- The Washington Times - Thursday, April 20, 2000

Elian Gonzalez will have his much-deserved day in court. In America, this may seem a foregone conclusion. But if Elian’s supporters hadn’t mustered the considerable courage necessary to defy a Justice Department order, Elian would likely be irretrievably in Cuba right now, undergoing an intensive “re-education” session.

The 11th U.S. Circuit Court of Appeals panel yesterday ruled that no one may take Elian out of the country until it reviews the merits of an asylum petition before it. The panel’s order is tremendously important for Elian, since Attorney General Janet Reno had already taken measures which would have sealed the child’s fate before his due process had come to a close. In doing so, Miss Reno placed herself above the law. The Justice Department last week ordered Elian’s Miami relatives to hand the boy over to his Cuban father, Juan Miguel Gonzalez, and claimed that she couldn’t ultimately prevent Mr. Gonzalez from leaving the country with Elian if he chose to do so.

Although the panel’s order simply guarantees judicial review of an Immigration and Naturalization Service (INS) decision denying Elian the right to apply for U.S. asylum, it defies some of the more extraordinary contentions the Justice Department has made in the case. Arguing before a federal court last month, the Justice Department held that the courts don’t even have the jurisdiction to judge an INS decision regarding Elian. In addition, the Justice Department argued that an existing U.S. law granting any individual the right to petition for U.S. asylum wouldn’t apply to Elian since he is a minor. U.S. District Judge K. Michael Moore ruled that the law is ambiguous enough that he couldn’t strike the INS decision.

The Atlanta Court of Appeals hinted Wednesday that it sees the Elian case quite differently. “We doubt that protecting a party’s day in court, when he has an appeal of arguable merit, is contrary to the public interest,” the court said. The court seems to feel that it does have the jurisdiction to review the INS decision.

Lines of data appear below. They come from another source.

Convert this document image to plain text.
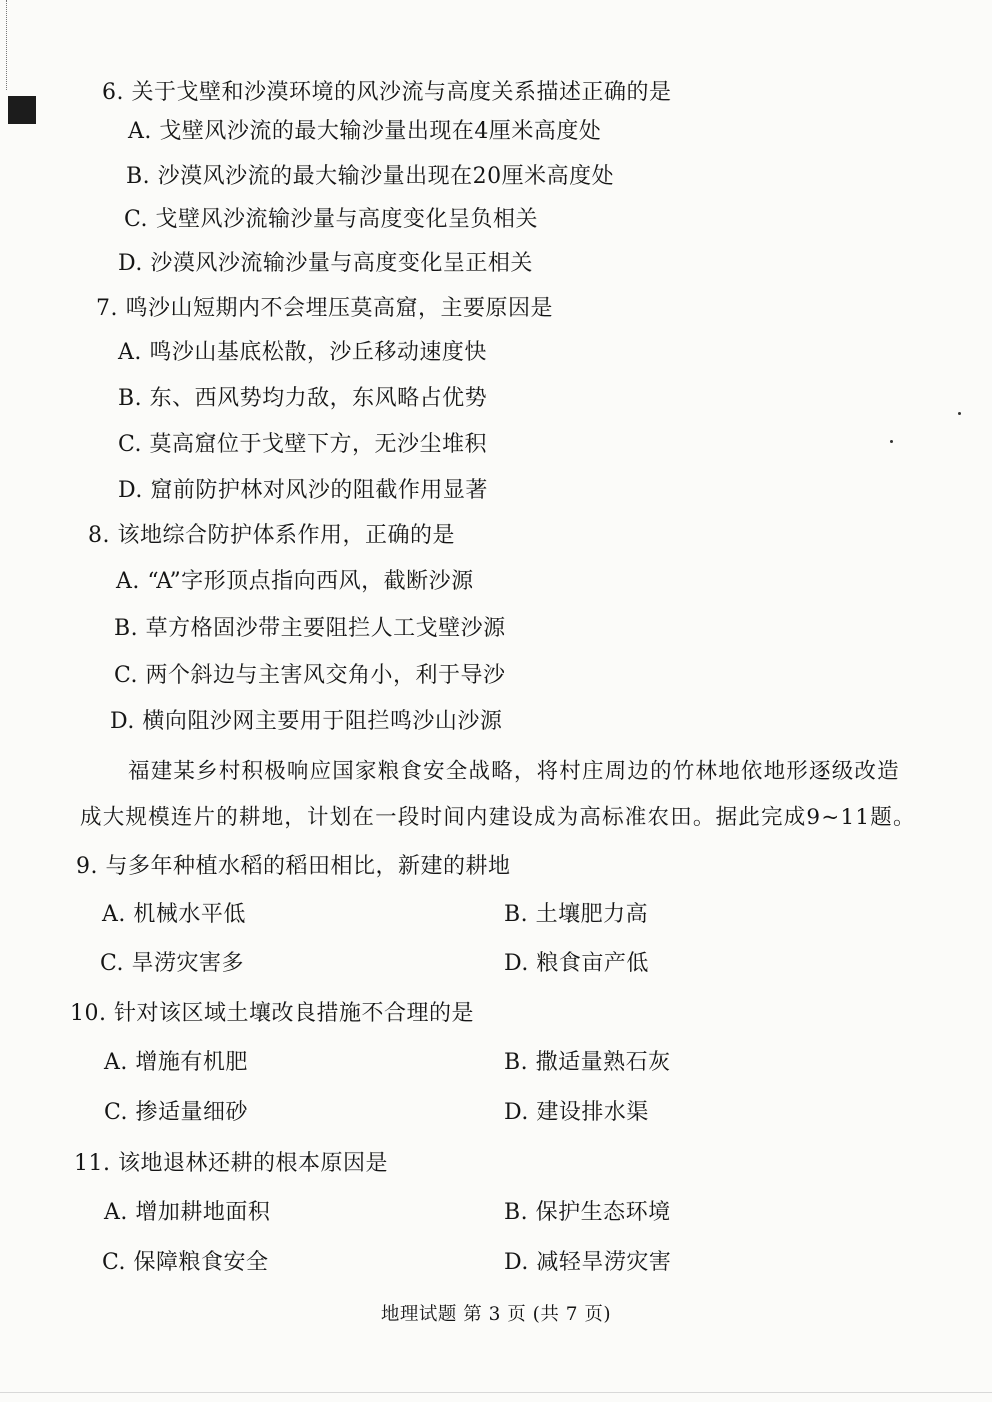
6. 关于戈壁和沙漠环境的风沙流与高度关系描述正确的是
A. 戈壁风沙流的最大输沙量出现在4厘米高度处
B. 沙漠风沙流的最大输沙量出现在20厘米高度处
C. 戈壁风沙流输沙量与高度变化呈负相关
D. 沙漠风沙流输沙量与高度变化呈正相关
7. 鸣沙山短期内不会埋压莫高窟，主要原因是
A. 鸣沙山基底松散，沙丘移动速度快
B. 东、西风势均力敌，东风略占优势
C. 莫高窟位于戈壁下方，无沙尘堆积
D. 窟前防护林对风沙的阻截作用显著
8. 该地综合防护体系作用，正确的是
A. “A”字形顶点指向西风，截断沙源
B. 草方格固沙带主要阻拦人工戈壁沙源
C. 两个斜边与主害风交角小，利于导沙
D. 横向阻沙网主要用于阻拦鸣沙山沙源
福建某乡村积极响应国家粮食安全战略，将村庄周边的竹林地依地形逐级改造
成大规模连片的耕地，计划在一段时间内建设成为高标准农田。据此完成9~11题。
9. 与多年种植水稻的稻田相比，新建的耕地
A. 机械水平低	B. 土壤肥力高
C. 旱涝灾害多	D. 粮食亩产低
10. 针对该区域土壤改良措施不合理的是
A. 增施有机肥	B. 撒适量熟石灰
C. 掺适量细砂	D. 建设排水渠
11. 该地退林还耕的根本原因是
A. 增加耕地面积	B. 保护生态环境
C. 保障粮食安全	D. 减轻旱涝灾害
地理试题 第 3 页 (共 7 页)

Even more dramatically, the court said, “Not only does it appear that plaintiff might be entitled to apply personally for asylum, it appears that he did so. According to the record, plaintiff although a young child has expressed a wish that he not be returned to Cuba.” The court then lodged a thinly veiled criticism of INS handling of the Elian case. “It appears that never have INS officials attempted to interview plaintiff about his own wishes,” the judges wrote. “It is not clear that the INS, in finding plaintiff’s father to be the only proper representative, considered all of the relevant factors particularly the child’s separate and independent interests in seeking asylum.”

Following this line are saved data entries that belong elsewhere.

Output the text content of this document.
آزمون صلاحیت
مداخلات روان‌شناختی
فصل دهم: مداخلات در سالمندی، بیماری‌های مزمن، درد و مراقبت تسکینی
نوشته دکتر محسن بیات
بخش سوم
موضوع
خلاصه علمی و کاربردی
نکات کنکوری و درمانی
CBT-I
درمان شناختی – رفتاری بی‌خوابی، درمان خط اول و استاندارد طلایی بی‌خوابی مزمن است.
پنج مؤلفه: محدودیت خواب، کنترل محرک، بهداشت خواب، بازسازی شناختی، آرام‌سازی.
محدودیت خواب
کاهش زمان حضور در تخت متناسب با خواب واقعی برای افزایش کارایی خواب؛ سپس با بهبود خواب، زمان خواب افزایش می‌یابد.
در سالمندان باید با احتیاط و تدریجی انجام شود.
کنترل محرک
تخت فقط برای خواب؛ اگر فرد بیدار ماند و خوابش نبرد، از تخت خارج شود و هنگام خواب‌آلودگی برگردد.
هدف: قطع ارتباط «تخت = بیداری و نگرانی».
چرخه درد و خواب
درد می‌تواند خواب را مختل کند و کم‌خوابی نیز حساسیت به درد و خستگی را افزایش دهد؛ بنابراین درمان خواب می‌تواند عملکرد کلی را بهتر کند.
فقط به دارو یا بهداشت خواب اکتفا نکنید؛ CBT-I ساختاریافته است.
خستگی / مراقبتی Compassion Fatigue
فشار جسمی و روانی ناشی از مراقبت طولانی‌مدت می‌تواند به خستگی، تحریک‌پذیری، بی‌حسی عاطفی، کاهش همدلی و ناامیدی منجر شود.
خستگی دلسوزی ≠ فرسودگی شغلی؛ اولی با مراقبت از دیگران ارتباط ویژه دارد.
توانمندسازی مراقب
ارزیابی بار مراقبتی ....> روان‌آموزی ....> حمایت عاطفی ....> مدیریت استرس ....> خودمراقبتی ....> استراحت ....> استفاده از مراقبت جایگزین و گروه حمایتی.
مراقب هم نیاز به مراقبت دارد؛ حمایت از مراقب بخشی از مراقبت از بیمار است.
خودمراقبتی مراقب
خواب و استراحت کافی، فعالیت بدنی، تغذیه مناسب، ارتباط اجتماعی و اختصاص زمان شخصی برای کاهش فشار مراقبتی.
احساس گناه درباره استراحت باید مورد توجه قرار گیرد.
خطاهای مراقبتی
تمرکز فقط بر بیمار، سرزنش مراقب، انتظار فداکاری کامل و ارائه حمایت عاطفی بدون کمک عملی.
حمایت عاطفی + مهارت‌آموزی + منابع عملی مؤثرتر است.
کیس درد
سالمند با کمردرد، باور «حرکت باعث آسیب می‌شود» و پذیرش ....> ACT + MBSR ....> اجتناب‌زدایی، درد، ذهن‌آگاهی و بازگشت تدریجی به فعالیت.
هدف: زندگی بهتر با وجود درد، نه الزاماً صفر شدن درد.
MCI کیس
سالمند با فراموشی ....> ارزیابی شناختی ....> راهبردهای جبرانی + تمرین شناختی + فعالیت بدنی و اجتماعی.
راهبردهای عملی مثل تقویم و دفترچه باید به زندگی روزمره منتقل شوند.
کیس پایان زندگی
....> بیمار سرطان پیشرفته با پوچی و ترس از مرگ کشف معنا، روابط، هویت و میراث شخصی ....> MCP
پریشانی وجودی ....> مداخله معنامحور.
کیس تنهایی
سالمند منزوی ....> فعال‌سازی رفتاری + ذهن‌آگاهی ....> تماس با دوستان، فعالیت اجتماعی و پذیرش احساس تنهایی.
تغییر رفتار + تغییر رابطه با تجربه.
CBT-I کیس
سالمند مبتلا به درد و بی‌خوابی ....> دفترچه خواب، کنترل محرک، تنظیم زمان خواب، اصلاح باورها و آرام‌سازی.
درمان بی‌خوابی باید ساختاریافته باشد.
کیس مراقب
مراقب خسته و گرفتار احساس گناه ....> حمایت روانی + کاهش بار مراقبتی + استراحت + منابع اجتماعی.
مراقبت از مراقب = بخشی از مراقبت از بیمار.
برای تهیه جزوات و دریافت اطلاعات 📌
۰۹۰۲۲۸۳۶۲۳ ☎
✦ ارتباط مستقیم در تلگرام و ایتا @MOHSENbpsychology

The court appears to believe that the U.S. law granting any individual the right to apply for U.S. asylum is not ambiguous. This augurs very well for Elian and his right to due process. Presumably, the White House won’t be talking about the rule of law in regard to Elian anytime soon.

The court’s ruling doesn’t by any means, however, deny Elian’s parental rights to his child. When the Atlanta court begins hearing oral arguments on May 11, it will make a ruling strictly on Elian’s rights to asylum. In order to appeal to public opinion, the White House has made considerable effort to couch the debate on Elian in terms of a father’s right to custody of his child. But the courts haven’t come close to considering the question of custody, only Elian’s right to apply for asylum. The White House has irresponsibly grouped together the question of custody and asylum when they should be judged separately.

Even if Elian is ultimately given U.S. asylum, a family court could very well decide that the boy belongs with his father. That question should be settled by the courts, not by bureaucrats eager to appease an aging dictator. Regardless of who should take custody of Elian, the child deserves his day in court. After all, this is America.